Woolf: ‘I can only note that the past is beautiful because one never realises an emotion at the time. It expands later, and thus we don’t have complete emotions about the present, only about the past’.

Completion, incompletion. To write sentences trailing off in three little dots to open them in the direction of that future that will allow their meaning to become indefinite, to shimmer. So many of Bataille’s sentences end in this way as they reach for the reader who would pass them on. This is why, he said, he wrote in friendship for his unknown readers.

Friends: I learn from a biography that this is what Godard called the viewers of his films. Friendship …: why this word, today? It is a small word, a pathetic one. To want friends – and not an audience. Because the films gather each of us. A film like In Praise of Love breaks across each of us anew. Is reborn for each of us. Why, in the press kit to this film, did they supply a summary of the plot? I barely knew what it was about, it took several viewings, each one pleasurable. And why do I know? Because I read a summary somewhere on the internet, this was my impatience, my laziness.

How many times have I watched the opening scenes in Tarkovsky’s Mirror? The field. The man who crosses the field; the woman – the mother – who sits waiting on the fence. For what? For her husband? He is absent; meanwhile, her children slumber. Then – a change – the children are up, there’s a fire in a neighbouring barn.

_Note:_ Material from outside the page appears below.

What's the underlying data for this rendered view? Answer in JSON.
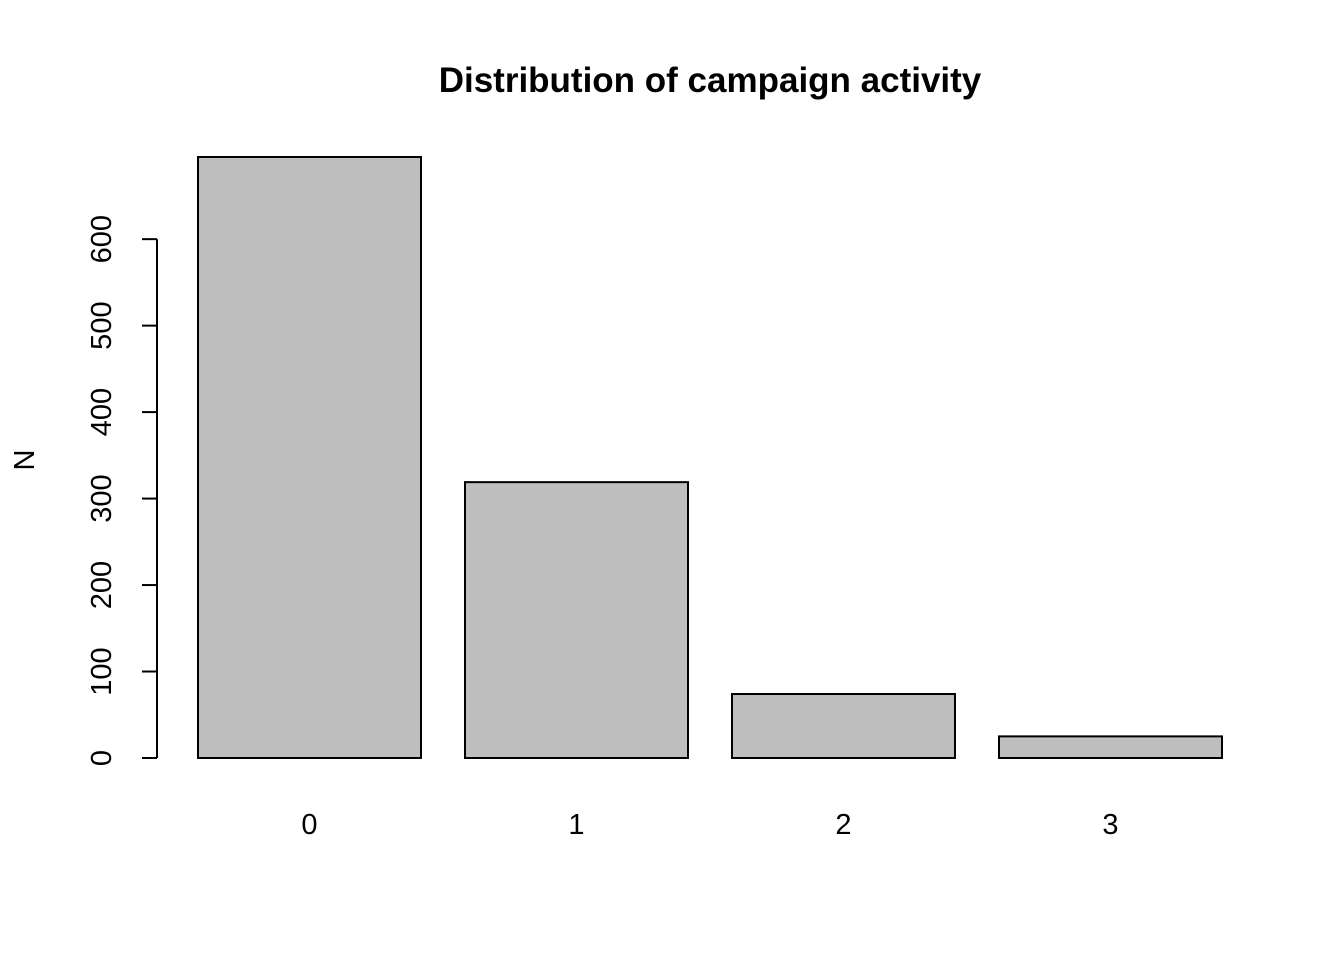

We watch it burn in the rain. We hear a poem, very beautiful. And then: the ringing of the phone. Then another scene, a man’s voice on the phone as the camera tracks round his flat. We see on the wall a poster of Andrei Rublev. We recognise the three angels of the icon and think: this is a story about Tarkovsky. Perhaps, perhaps. But he gives the film to us, Tarkovsky. It trails off in our direction like a sentence which ends not with a full stop but with ellipses …

Do you have complete emotions about the present, or do you have to wait to find them anew in conversation, in recollection, in writing? I never find completion, only a kind of infinite fall, a trailing into an open future. Somewhere, Tarkovsky writes of the day: what happened?, he asks. What emerged? Nothing … a few images stay with you; this was a day like any other; the days, similar, do not fall one upon the other like cards in a pack, but are superimposed, ghosts projected upon ghosts. A routine: I return home in the evening, as it grows dark; I watch the seven o’clock news, I eat; I make a phonecall. Days accrete, but nothing is complete, nothing completes itself. The future, what of the future? Days like these, neither happy nor unhappy. Days through which as through a window something can be seen. But what? Vagueness, formlessness …

None of these emotions can complete itself. By writing, nothing comes to completion. This is a writing which opens the sentence …

Looking for what? Friendship? But with what? The unknown, the future.